Here are some ideas that could change how the electrical market does business, even with this uncertain economic climate.

During my travels to several industry meetings earlier this year, the answers I got to the million-dollar question, “How's business?” elicited some pretty interesting responses, particularly in the context of the uncertain U.S. economic climate. With the onslaught of dire economic news in the general media, I was expecting to find far more people perched on their office window ledges. This year won't be a banner year for many of the industry executives with whom I spoke. And if the residential market is their main market, well, you can pretty much guess the types of double-digit declines they expect for 2008.

But I was surprised to hear how many companies are more than holding their own, and were even forecasting some modest growth for this year. They tended to be folks with companies aimed squarely at the electrical wholesaling industry's sweet-spot: the commercial and industrial markets that account for approximately half of all industry sales. The biggest “what if” on the horizon for this all-things-considered-fairly-optimistic outlook is what if banks tighten their lending on commercial projects and stunt any existing market demand for this work.

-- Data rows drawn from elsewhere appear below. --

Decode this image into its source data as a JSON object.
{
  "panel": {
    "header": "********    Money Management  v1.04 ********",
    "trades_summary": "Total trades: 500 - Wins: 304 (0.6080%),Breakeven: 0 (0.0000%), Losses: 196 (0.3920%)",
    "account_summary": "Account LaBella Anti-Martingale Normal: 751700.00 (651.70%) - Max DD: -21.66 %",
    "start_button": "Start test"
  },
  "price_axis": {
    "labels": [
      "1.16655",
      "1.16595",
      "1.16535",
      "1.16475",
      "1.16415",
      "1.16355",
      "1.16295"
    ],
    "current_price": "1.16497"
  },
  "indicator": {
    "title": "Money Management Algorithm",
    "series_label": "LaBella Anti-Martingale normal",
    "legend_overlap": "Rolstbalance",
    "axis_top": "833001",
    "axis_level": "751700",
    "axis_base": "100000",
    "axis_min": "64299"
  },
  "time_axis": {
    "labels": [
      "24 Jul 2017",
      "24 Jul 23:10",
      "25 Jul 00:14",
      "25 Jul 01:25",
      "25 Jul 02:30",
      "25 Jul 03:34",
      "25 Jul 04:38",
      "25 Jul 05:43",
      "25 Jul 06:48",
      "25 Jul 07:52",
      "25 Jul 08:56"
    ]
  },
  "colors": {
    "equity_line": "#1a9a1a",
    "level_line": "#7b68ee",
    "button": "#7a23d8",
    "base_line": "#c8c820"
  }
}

In producing this month's issue of Electrical Wholesaling, the magazine's editors discovered a bunch of other interesting “what ifs” that could dramatically impact the business fortunes of electrical distributors, independent manufacturers' reps and electrical manufacturers — in 2008 and for years to come.

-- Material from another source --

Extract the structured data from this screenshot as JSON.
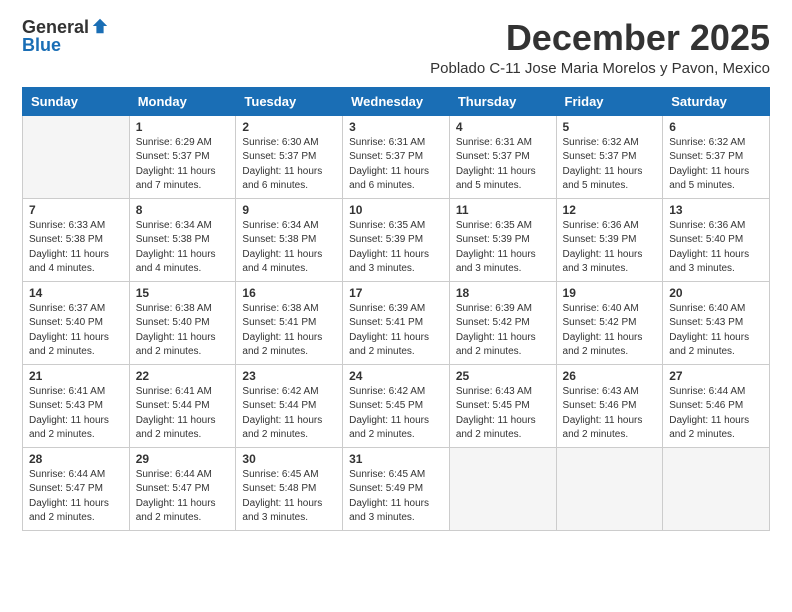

What if manufacturers of LEDs develop dependable, economically priced LED lighting systems that produce white light for general lighting applications much faster than expected? Imagine how that R&D breakthrough could affect the millions of light bulbs, lighting fixtures, ballasts and related lighting equipment now produced each year by lighting manufacturers and stocked by thousands of electrical distributors in their warehouses. Check out “The Land of LEDs” on page 20 to get a sense of where the LED market is at right now.

What if yet another overseas distributor took an interest in the electrical market and made a major acquisition of a national or large regional electrical distributor? It's quite possible. Wolseley plc is the world's largest distributor of plumbing and building supplies. Its U.S. operations, Ferguson Enterprises and Stock Building Supply, are suffering through 20-percent declines this year because they are tied so tightly to the fortunes of the homebuilding market. Diversifying into the commercial/industrial (read electrical) market could lessen the blow. Wolseley owns several smaller electrical distributors in the United States, but hasn't yet stepped into the market in a big way.

What if companies in the electrical market figure out how to use Web 2.0 technology? As Mike Rioux says in his article, “The World of Web 2.0” on page 44, Web 2.0 could change how distributors, reps and manufacturers interact with their customers.

What if more distributors took to heart the concept of upselling to their customers' customers? Allen Ray and David Gordon suggest that distributors should work with and through their existing accounts to find out how they can help their customers' customers (see “Meeting Your Customers' Customers” on page 53). This might mean working with an electrical contractor to teach a specifying engineer, general contractor or building owner how some new products can save them money.

What if more companies take the Lean Thinking philosophy to heart? In Howard Coleman's article, “Lean Thinking,” (page 63), he says that just looking at your company from some new perspectives and employing some creative brainstorming techniques can uncover operational savings and even teach you and your employees some new ways to do business.